Week 33: Fire and water
On New Year’s Day we drove with friends north into Alentejo to visit Évora. The main reason for visiting, besides its being a beautiful place, was that Husband’s friend had as a young traveller many years ago wound up here and stayed put for months, making and selling bread to get by. There’s a whole story there – for another time. The next day we came home, our friends having taken the train to Lisbon. I went immediately to see Horse. I’d given him extra apples and carrots the previous day to see him through.
Horse wasn’t there. He’d gone back to his stable. He’d walked back, of his own accord, while I was away. Someone saw him pass by, texted the owners, and they opened the paddock for him. He’s a creature who knows his own mind, is Horse. I’m glad I don’t have to worry about him any more but I do miss him. Maybe he will need another holiday one day and come back.
An aspect of our original dream that hasn’t exactly come true is that of finding of an old Algarvian bread oven to restore and bake in. This oven isn’t old, but it’s functional, and with our visitors we tried it out for the first time. The most romantic part about it was using two wonderful, and genuinely old, pieces of handmade equipment – a peel, and a thing for shoving embers around, which might have a name but I don’t know it – which First Friends found for us in an long-abandoned ruin.
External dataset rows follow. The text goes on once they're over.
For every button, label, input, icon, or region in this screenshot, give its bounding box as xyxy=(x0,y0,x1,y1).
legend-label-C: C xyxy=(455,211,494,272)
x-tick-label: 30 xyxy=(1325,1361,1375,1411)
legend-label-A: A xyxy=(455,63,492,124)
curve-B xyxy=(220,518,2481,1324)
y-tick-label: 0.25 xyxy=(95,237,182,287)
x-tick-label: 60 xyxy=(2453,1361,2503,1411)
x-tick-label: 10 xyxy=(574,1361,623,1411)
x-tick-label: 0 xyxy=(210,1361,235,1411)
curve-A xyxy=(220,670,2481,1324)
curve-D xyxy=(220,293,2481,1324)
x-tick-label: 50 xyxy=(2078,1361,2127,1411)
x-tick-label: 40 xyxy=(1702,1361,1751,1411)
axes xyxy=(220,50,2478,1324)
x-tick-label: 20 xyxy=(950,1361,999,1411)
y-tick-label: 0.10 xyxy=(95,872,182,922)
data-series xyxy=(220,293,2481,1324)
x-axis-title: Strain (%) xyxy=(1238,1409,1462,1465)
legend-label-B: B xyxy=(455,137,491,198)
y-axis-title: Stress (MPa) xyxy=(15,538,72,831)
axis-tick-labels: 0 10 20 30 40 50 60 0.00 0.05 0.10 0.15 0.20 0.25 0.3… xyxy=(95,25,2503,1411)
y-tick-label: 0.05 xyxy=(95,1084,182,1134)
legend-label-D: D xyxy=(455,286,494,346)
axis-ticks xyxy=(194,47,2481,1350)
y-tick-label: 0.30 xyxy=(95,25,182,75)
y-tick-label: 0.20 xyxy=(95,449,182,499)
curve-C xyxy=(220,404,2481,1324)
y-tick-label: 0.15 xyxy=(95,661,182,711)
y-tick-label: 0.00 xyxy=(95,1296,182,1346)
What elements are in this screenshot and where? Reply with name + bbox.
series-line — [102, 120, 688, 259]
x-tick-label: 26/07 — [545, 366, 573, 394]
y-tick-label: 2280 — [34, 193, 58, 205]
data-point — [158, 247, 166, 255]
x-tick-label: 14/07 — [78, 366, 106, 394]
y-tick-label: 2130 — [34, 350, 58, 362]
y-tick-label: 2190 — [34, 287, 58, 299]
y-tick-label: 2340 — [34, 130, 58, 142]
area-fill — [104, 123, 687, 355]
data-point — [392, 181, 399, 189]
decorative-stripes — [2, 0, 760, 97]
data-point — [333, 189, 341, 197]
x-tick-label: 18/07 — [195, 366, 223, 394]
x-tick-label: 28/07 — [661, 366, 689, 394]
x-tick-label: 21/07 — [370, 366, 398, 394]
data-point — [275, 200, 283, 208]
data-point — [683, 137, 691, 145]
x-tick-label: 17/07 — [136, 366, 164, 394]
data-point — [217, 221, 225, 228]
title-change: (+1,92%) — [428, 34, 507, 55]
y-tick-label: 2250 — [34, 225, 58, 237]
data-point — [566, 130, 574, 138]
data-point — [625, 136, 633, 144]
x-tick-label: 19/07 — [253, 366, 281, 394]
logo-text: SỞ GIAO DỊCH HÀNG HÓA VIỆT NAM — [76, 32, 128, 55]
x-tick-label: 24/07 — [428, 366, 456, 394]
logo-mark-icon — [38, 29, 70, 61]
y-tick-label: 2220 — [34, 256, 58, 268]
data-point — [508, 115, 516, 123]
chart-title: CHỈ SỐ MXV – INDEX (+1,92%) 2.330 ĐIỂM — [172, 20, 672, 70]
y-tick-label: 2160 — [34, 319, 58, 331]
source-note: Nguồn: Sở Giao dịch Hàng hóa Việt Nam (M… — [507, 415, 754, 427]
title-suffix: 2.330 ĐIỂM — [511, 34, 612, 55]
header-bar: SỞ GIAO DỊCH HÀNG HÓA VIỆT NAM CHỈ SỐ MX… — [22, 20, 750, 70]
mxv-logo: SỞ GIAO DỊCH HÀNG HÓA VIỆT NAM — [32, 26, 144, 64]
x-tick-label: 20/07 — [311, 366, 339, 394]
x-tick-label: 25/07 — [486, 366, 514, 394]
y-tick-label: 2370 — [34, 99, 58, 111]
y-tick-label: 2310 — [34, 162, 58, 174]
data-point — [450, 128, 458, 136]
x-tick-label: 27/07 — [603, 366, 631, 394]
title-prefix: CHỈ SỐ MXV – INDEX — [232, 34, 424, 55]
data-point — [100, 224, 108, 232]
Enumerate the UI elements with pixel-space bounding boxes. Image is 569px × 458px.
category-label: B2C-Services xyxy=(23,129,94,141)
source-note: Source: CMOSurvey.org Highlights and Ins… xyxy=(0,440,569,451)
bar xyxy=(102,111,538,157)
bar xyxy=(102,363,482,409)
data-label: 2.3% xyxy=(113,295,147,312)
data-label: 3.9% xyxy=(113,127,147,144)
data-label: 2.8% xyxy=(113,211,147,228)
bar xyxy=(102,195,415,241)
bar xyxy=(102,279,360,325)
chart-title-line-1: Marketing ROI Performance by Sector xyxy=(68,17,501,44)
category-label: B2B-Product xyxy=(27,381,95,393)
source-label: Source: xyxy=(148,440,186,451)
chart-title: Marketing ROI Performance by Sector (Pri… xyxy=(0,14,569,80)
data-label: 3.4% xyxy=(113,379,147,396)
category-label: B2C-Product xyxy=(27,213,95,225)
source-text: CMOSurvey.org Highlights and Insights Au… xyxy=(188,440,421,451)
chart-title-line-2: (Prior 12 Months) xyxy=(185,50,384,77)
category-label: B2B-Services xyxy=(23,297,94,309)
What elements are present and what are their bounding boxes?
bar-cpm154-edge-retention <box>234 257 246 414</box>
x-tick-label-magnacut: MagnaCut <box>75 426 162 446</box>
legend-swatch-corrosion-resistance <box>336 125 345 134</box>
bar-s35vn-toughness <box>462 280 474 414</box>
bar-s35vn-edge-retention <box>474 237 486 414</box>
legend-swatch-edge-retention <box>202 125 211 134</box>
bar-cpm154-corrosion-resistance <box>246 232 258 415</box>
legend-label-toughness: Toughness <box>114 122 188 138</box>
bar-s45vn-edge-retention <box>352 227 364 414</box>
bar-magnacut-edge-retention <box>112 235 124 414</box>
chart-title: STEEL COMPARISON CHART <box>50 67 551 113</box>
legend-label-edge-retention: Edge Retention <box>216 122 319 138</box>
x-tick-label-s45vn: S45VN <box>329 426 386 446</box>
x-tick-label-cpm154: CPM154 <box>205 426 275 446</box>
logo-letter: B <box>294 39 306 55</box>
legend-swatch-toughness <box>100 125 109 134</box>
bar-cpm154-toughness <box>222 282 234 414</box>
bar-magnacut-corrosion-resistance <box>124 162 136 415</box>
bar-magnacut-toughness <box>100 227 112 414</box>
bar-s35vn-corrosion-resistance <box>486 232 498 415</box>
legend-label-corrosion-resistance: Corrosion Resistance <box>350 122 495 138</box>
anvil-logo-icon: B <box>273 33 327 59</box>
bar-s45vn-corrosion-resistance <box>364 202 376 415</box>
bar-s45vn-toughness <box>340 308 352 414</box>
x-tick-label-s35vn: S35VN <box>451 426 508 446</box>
The oven heated up well enough to bake two loaves perfectly (and two imperfectly). Good, and good fun. We probably should have left the embers in for longer, but they did warm us up a treat in the wheelbarrow as the sun set.
The oven won’t do for serious breadmaking. Husband is right now in Germany where he will visit a specialist company to choose a well-engineered, stone-lined oven which will produce reliable, even, consistent heat and bake enough loaves for a small concern like he is setting up.
We have a well in our garden, which provides water for the house. We also have the use of Eleuterio’s well by the river, which provides water for the garden. Our own well feeds a 30,000-litre cisterna under the front veranda. We have since discovered that what most people have is a small cisterna with a valve that automatically operates a pump when the level drops and refills itself. We have a massive cisterna, which needs refilling infrequently, but has to be operated by combination of instinct and hard work. After a month of living here, we thought we’d better check the level.
Not easy. The metal-lined lid had rusted in place since it was last opened. It took hours of ingenuity, spread over several days and interspersed with consultations far and wide, just to get the lid off.
Getting water to the cisterna from the well involved a lot of hose, a pump, a valve and some kind of an air-lock screw – I don’t know what I’m talking about, Husband did all this – each operated separately and by hand. The first water that emerges is rather brown, so that goes into the garden. As soon as clear water flows, the hose has to be dragged to the cisterna – I do know what I’m talking about, I did this – and it was rather like trying to land a shark or some other powerful, wriggling thing that doesn’t want to be caught. We got the cisterna half full, gave the well a rest for a week or so, then did it all again and filled the tank to the top. I do wonder if the Sensibles were as sensible as I thought them.
Bom ano novo
And finally a very happy new year to you. Thank you so much for reading the blog – and, to those of you who have, for commenting.